Fasting lipid levels were measured in the present trials. LDL-C was calculated using the Friedewald equation unless TG levels were >4.52 mmol/l (400 mg/dl) (in such cases, LDL-C was determined using beta-quantification; however, such values were not included in this calculated LDL-C analysis). In the majority of ODYSSEY trials (except HIGH FH and MONO trials) LDL-C was also assessed directly by beta-quantification at Weeks 0 and 24 (termed ‘directly measured LDL-C’ in this report). By way of comparison, sensitivity analyses using these directly measured LDL-C levels were conducted as well. Non-HDL-C levels were calculated as total cholesterol minus HDL-C. TRL-C levels were derived by non-HDL-C minus LDL-C, and by way of comparison, ‘directly measured TRL-C’ levels were derived by non-HDL-C minus directly measured LDL-C as previously described.[18]

Statistical analyses

Efficacy data were analysed in the intention-to-treat population. Percentage/absolute changes in lipids were analysed using a mixed-effect model with repeated measures (MMRM) to account for missing data, except for TRL-C levels which were analysed using multiple imputation followed by robust regression. For analysis of goal achievement across baseline TG quintiles, p-values were computed using the Cochran-Armitage test for trend. The Breslow and Day test was used to test homogeneity of the odds ratios (ORs), measuring the association between goal attainment and treatment (alirocumab versus control) across the quintiles. ORs for LDL-C and non-HDL-C goal attainment associated with a one standard deviation (SD) increase of log(TG) at baseline were derived by treatment arm from a logistic regression model analysis. For the analysis of change from baseline in lipids at Week 24, least-squares means and standard errors (SEs) were taken from an MMRM analysis as previously described[15] (except for TRL-C, where adjusted means and SEs were obtained by combining adjusted means and SEs from robust regression model analyses of the different imputed data sets). Further details on the statistical analysis are described in the Supplementary Material.

Results

Baseline characteristics

A total of 4983 patients with elevated LDL-C were randomised across the 10 studies and analysed in four pooled groups according to study design (Figure 1). Baseline characteristics for each pool are shown in Table 1 (further details are shown in the Supplementary Material). Baseline characteristics stratified by baseline TG quintiles are shown in Supplementary Material Table 2 and Figure 2(a) (lipids). Briefly, within each pool, increasing quintiles of baseline TGs were associated with a higher prevalence of hypertension (p ≤ 0.002) and a more adverse metabolic profile consisting of higher body mass index (BMI; p < 0.0001), higher levels of fasting glucose, glycated haemoglobin (HbA1c) and prevalence of diabetes (p ≤ 0.0007), increased LDL-C (p < 0.04) and non-HDL-C, TRL-C and apoB (p < 0.0001), and decreased levels of HDL-C and apoA1 (p ≤ 0.005). Further details are described in the Supplementary Material.

Table 1.

Patient baseline characteristics and lipid levels.
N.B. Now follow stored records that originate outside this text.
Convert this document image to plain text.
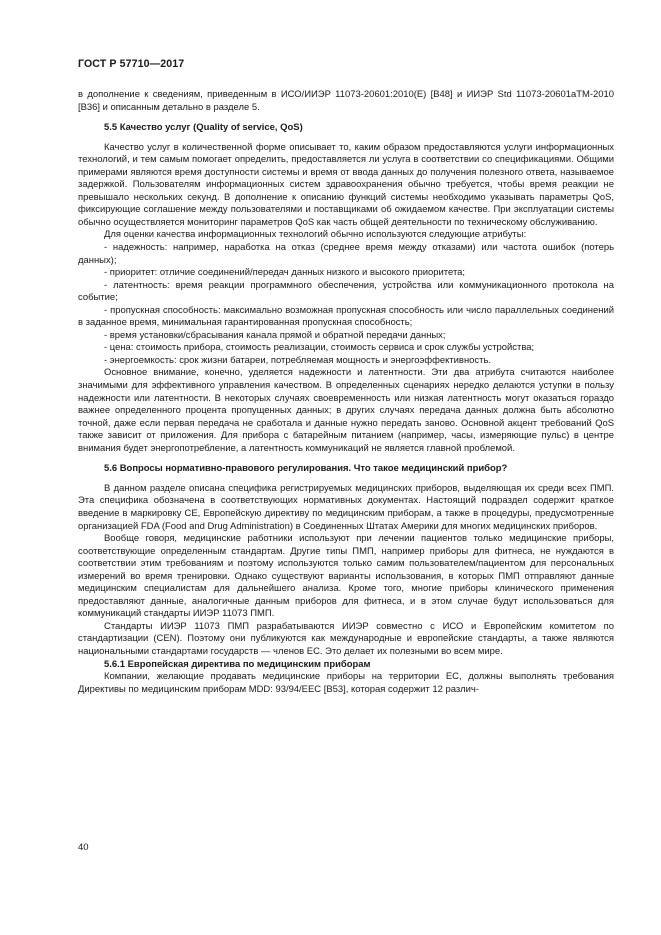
ГОСТ Р 57710—2017

в дополнение к сведениям, приведенным в ИСО/ИИЭР 11073-20601:2010(E) [В48] и ИИЭР Std 11073-20601аTM-2010 [В36] и описанным детально в разделе 5.

5.5 Качество услуг (Quality of service, QoS)

Качество услуг в количественной форме описывает то, каким образом предоставляются услуги информационных технологий, и тем самым помогает определить, предоставляется ли услуга в соответствии со спецификациями. Общими примерами являются время доступности системы и время от ввода данных до получения полезного ответа, называемое задержкой. Пользователям информационных систем здравоохранения обычно требуется, чтобы время реакции не превышало нескольких секунд. В дополнение к описанию функций системы необходимо указывать параметры QoS, фиксирующие соглашение между пользователями и поставщиками об ожидаемом качестве. При эксплуатации системы обычно осуществляется мониторинг параметров QoS как часть общей деятельности по техническому обслуживанию.

Для оценки качества информационных технологий обычно используются следующие атрибуты:

- надежность: например, наработка на отказ (среднее время между отказами) или частота ошибок (потерь данных);
- приоритет: отличие соединений/передач данных низкого и высокого приоритета;
- латентность: время реакции программного обеспечения, устройства или коммуникационного протокола на событие;
- пропускная способность: максимально возможная пропускная способность или число параллельных соединений в заданное время, минимальная гарантированная пропускная способность;
- время установки/сбрасывания канала прямой и обратной передачи данных;
- цена: стоимость прибора, стоимость реализации, стоимость сервиса и срок службы устройства;
- энергоемкость: срок жизни батареи, потребляемая мощность и энергоэффективность.

Основное внимание, конечно, уделяется надежности и латентности. Эти два атрибута считаются наиболее значимыми для эффективного управления качеством. В определенных сценариях нередко делаются уступки в пользу надежности или латентности. В некоторых случаях своевременность или низкая латентность могут оказаться гораздо важнее определенного процента пропущенных данных; в других случаях передача данных должна быть абсолютно точной, даже если первая передача не сработала и данные нужно передать заново. Основной акцент требований QoS также зависит от приложения. Для прибора с батарейным питанием (например, часы, измеряющие пульс) в центре внимания будет энергопотребление, а латентность коммуникаций не является главной проблемой.

5.6 Вопросы нормативно-правового регулирования. Что такое медицинский прибор?

В данном разделе описана специфика регистрируемых медицинских приборов, выделяющая их среди всех ПМП. Эта специфика обозначена в соответствующих нормативных документах. Настоящий подраздел содержит краткое введение в маркировку СЕ, Европейскую директиву по медицинским приборам, а также в процедуры, предусмотренные организацией FDA (Food and Drug Administration) в Соединенных Штатах Америки для многих медицинских приборов.

Вообще говоря, медицинские работники используют при лечении пациентов только медицинские приборы, соответствующие определенным стандартам. Другие типы ПМП, например приборы для фитнеса, не нуждаются в соответствии этим требованиям и поэтому используются только самим пользователем/пациентом для персональных измерений во время тренировки. Однако существуют варианты использования, в которых ПМП отправляют данные медицинским специалистам для дальнейшего анализа. Кроме того, многие приборы клинического применения предоставляют данные, аналогичные данным приборов для фитнеса, и в этом случае будут использоваться для коммуникаций стандарты ИИЭР 11073 ПМП.

Стандарты ИИЭР 11073 ПМП разрабатываются ИИЭР совместно с ИСО и Европейским комитетом по стандартизации (CEN). Поэтому они публикуются как международные и европейские стандарты, а также являются национальными стандартами государств — членов ЕС. Это делает их полезными во всем мире.

5.6.1 Европейская директива по медицинским приборам

Компании, желающие продавать медицинские приборы на территории ЕС, должны выполнять требования Директивы по медицинским приборам MDD: 93/94/EEC [В53], которая содержит 12 различ-

40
	Pool 1 LONG TERM + HIGH FH (ALI 150 vs PBO with statin) n = 2448	Pool 2 COMBO I + FH I/II (ALI 75/150 vs PBO with statin) n = 1051	Pool 3 COMBO II + OPTIONS I/II (ALI 75/150 vs EZE with statin) n = 1130	Pool 4 ALTERNATIVE + MONO (ALI 75/150 vs EZE no statin) n = 354
Age, years, mean (SD)	60.1 (10.7)	55.6 (12.8)	61.9 (9.7)	62.5 (8.6)
Males, n (%)	1514 (61.8)	613 (58.3)	777 (68.8)	192 (54.2)
Race, white, n (%)	2265 (92.5)	946 (90.0)	967 (85.6)	326 (92.1)
Body mass index, kg/m2, mean (SD)	30.2 (5.6)	30.0 (5.7)	30.5 (5.8)	29.0 (6.0)
Hypertension, n (%)	1822 (74.4)	571 (54.3)	887 (78.5)	194 (54.6)
Type 2 diabetes, n (%)	827 (33.8)	203 (19.3)	405 (35.8)	64 (18.0)
Smoking, n (%)	506 (20.7)	178 (16.9)	237 (21.0)	27 (7.6)
Heterozygous familial hypercholesterolaemia, n (%)	522 (21.3)	735 (69.9)	44 (3.9)	39 (11.0)
Baseline lipids, mmol/l
Calculated LDL-C (Friedewald equation), mean (SD)	3.26 (1.18)	3.35 (1.21)	2.79 (0.93)	4.58 (1.72)
Directly measured LDL-C (beta-quantification), mean (SD)	3.02 (1.00)	3.29 (1.18)	2.68 (0.90)	4.75 (1.86)
Apolipoprotein B, mean (SD)	103.4 (28.8)	105.9 (28.8)	93.5 (23.2)	129.8 (37.6)
Non-HDL-C, mean (SD)	4.03 (1.27)	4.03 (1.28)	3.57 (1.05)	5.47 (1.97)
HDL-C, mean (SD)	1.29 (0.32)	1.30 (0.39)	1.25 (0.34)	1.34 (0.42)
Triglycerides, median	1.50	1.26	1.48	1.55
Triglyceride quintiles
Q1	≥0.35–≤0.98	≥0.40–<0.89	≥0.52–<1.02	≥0.41–1.00
Q2	0.98–≤1.33	≥0.89–<1.15	≥1.02–<1.33	≥1.00–<1.37
Q3	1.33–≤1.70	≥1.15–<1.45	≥1.33–<1.67	≥1.37–<1.78
Q4	>1.70–≤2.30	≥1.45–<1.98	≥1.67–<2.27	≥1.78–<2.57
Q5	>2.30–≤16.05	≥1.98–<11.28	≥2.27–<6.37	≥2.57–<8.21

ALI: alirocumab; EZE: ezetimibe; HDL-C: high-density lipoprotein cholesterol; LDL-C: low-density lipoprotein cholesterol; PBO: placebo; SD: standard deviation.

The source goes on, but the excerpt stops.